Grité, desesperado y en vano, y
empecé a correr hacia donde estaba mi hijo, sabiendo que si él seguía caminando
no había nada que yo pudiera hacer. Sólo lograba ver el globo amarillo, flotando
por encima de los autos, en dirección a la calle…
No voy a mentirles, en ese momento
no pensé en nada más que en mi hijo y en el peligro que corría. Sólo después se
me vendría a la mente la semejanza de la escena que estaba viviendo con la de Cementerio
de animales de Stephen King. Cuando dicha
escena se me presentó, el peligro ya había pasado, aunque las piernas todavía
me temblaban y el corazón no había disminuido el ritmo de sus latidos.
En fin, me había quedado en el momento
en que el globo se acercaba peligrosamente a la calle. No podía ver a mi hijo,
ya que estaba entre dos autos estacionados, pero no dudaba de que su atención
estaba centrada exclusivamente en el puto globo y que lo iba a seguir a dondequiera
que fuera. Y entonces, lo imposible. Cuando el globo ya había sobrepasado los
autos y estaba sobre la calle, cambió de dirección de manera abrupta y volvió hacia
la vereda. Detrás de él, corriendo, apareció mi hijo, saliendo de entre los
autos. Cuando llegué, él ya tenía el globo entre las manos y estaba tan seguro
como se podía estar en una vereda de la localidad de Morón.
Volvimos finalmente hasta donde
estaba la mamá del jardín, quien, ante mi sorpresa, estaba más pálida que yo.
–¿Qué pasa? –le pregunté.
Ella me miró, confundida.
–¿No lo viste? –me preguntó a su
vez.
–¿Qué cosa?
En un primer instante, pensé que se
refería a alguna persona que, oculta a mi mirada por los autos, le había dado un
manotazo al globo para que regresara a la vereda, ya que su cambio de trayectoria había sido
abrupto y (al menos en ese momento me lo pareció) físicamente imposible. Sólo la
intervención directa de una fuerza hubiera podido hacerlo cambiar de dirección
de esa manera. Pero no, la mamá del jardín no se refería a eso.
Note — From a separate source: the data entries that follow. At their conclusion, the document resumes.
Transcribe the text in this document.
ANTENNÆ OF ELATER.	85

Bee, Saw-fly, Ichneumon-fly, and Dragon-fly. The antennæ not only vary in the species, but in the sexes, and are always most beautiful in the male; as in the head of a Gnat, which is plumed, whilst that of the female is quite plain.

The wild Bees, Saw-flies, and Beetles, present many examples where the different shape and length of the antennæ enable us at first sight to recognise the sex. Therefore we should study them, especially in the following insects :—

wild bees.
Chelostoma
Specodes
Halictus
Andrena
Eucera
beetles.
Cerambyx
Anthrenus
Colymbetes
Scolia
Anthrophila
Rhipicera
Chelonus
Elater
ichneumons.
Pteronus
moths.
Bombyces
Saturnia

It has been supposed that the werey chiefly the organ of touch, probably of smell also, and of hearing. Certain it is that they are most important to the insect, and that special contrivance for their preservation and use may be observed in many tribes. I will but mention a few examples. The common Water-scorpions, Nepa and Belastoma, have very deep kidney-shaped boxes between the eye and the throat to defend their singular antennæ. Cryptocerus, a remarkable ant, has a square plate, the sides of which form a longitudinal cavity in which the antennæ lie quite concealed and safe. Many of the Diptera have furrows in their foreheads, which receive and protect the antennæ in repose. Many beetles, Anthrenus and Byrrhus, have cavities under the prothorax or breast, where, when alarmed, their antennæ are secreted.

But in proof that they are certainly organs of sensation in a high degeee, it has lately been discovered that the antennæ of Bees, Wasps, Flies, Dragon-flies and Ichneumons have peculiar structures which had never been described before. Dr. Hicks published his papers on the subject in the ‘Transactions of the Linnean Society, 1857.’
–El camión –dijo–. Venía un camión.
Si Benja seguía, lo agarraba.
–¿Y la persona? –le pregunté.
–¿Qué persona?
–La que le pegó al globo. Si Benja
hubiese seguido, ella lo habría agarrado.
–Lucas –dijo la mujer, sin recuperar
todavía el color–. Yo bajé a la calle para mirar y, a parte del camión que venía,
ahí no había nadie.
El golpe emocional que recibí fue
inmediato y contundente. Las piernas me temblaron todavía más y la sensación de
estar flotando se incrementó. Si ahí no había nadie, ¿cómo el globo había
cambiado de dirección de esa manera imposible?
Traté de disimular mi confusión.
Saludé a la mujer y me fui con mi hijo a la parada del colectivo, para volver a
casa. Estaba tan consternado que en vez de agradecer el «milagro» del globo,
agradecí a Dios no haber visto el camión.
***
Pensé en esta sección
para contar historias verdaderas de personas verdaderas a las que les hubiese
pasado algo que se pudiera considerar (o que ellas mismas consideraran)
paranormal. Hasta el momento, tengo recopiladas varias experiencias de gente
cercana a mí, aunque todavía no me senté a darles forma. Ahora, sin embargo, quiero
escribir sobre mí o, mejor dicho, sobre mi hijo (que siempre es una forma de
escribir sobre mí). Lo que precedió y lo que sigue a continuación es una
interpretación subjetiva de una serie de hechos que me sorprendieron muchísimo.
Tal vez el lector interprete todo de una manera distinta y crea que yo,
por fin, me resbalé de la cornisa hacia el lado de la locura. Si eso es cierto,
espero no arrastrar a nadie en mi caída.
***
Todo
comenzó cuando mi esposa quedó embarazada de nuestro segundo hijo, Benjamín.
Ella siempre se encargó de los nombres, por lo que el del pequeño por venir ya
estaba decidido. Sin embargo, poco antes del parto, tuve un sueño muy extraño.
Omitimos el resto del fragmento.